By Rick Nelson

What a gift, having a few pints of Ron and Sue Cloose's heavy cream in our refrigerator for the past few days.

Whipped up, this pride of the Blackstar Dairy became a luxurious final touch to an applesauce cake that I baked for my sister's and nephew's birthday celebration. It also added a rich finish to a chowder that I put together after being unable to resist the sweet corn piled high in the produce section at the Wedge Co-op.

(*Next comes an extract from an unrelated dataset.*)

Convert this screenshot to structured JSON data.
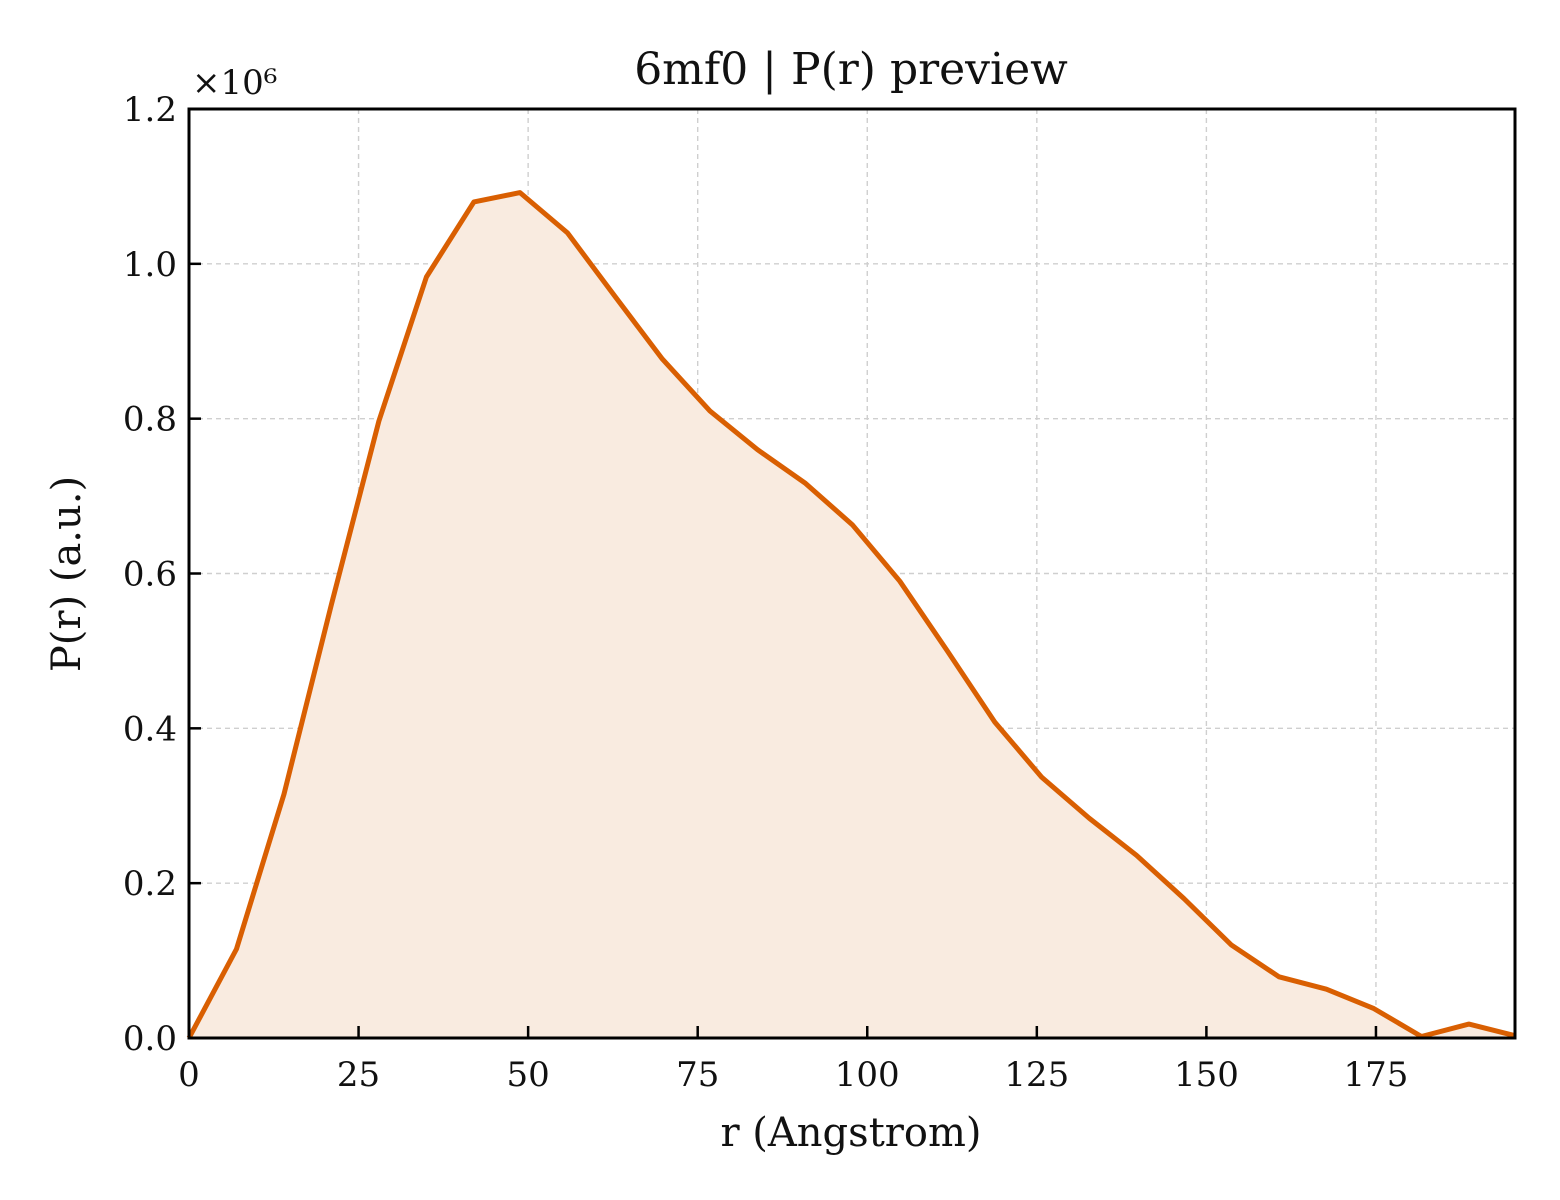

But this beautiful farmstead product has really been getting a workout in the morning, called to duty as a key ingredient in scrambled eggs. This latest obsession of mine is inspired by Julia Child's can't-put-it-down autobiography, "A Life in France." Early on in the book, when Child is recounting her experience at the Cordon Bleu cooking school and sharing her affection and admiration for her favorite instructor, Chef Bugnard, my imagination was captured by a short passage. Bugnard is demonstrating how to properly prepare scrambled eggs, and Child's account of that teaching moment was such a revelation that I couldn't wait to test-drive the start-with-a-cold pan formula. She writes:

"One morning he asked, 'Who will make oefs brouilles today?' The GIs [Child's fellow students] were silent, so I volunteered for scrambled-egg duty. Bugnard watched intently as I whipped some eggs and cream into a froth, got the frying pan very hot, and slipped in a pat of butter, which hissed and browned in the pan. 'Non!' he said in horror, before I could pour the egg mixture into the pan. 'That is absolutely wrong!'

"With a smile, Chef Bugnard cracked two eggs and added a dash of salt and pepper. 'Like this,' he said, gently blending the yolks and whites together with a fork. 'Not too much.' He smeared the bottom and sides of a frying pan with butter, then gently poured the eggs in. Keeping the heat low, he stared intently at the pan. Nothing happened. After a long three minutes, the eggs began to thicken into a custard. Stirring rapidly with the fork, sliding the pan off and on the burner, Bugnard gently pulled the egg curds together – 'Keep them a little bit loose; this is very important,' he instructed. 'Now the cream or butter,' he said, looking at me with raised eyebrows. 'This will stop the cooking, you see?' I nodded, and he turned the scrambled eggs out onto a plate, sprinkled bits of parsley around, and said, 'Voila!'

Voila, indeed. After shaking off the lifelong habit of pre-heating the pan and throwing my wrist into a lively egg-cream whisking, I tried it Julia's way. The results? A plate of moist, pillow-ey eggs that shamed any and all previous attempts at what I'd always considered a no-brainer breakfast. Thanks, Julia and Chef Bugnard, for the valuable tutorial, with proper credit, of course, to the Clooses and Harmony Organics, my go-to egg purveyor.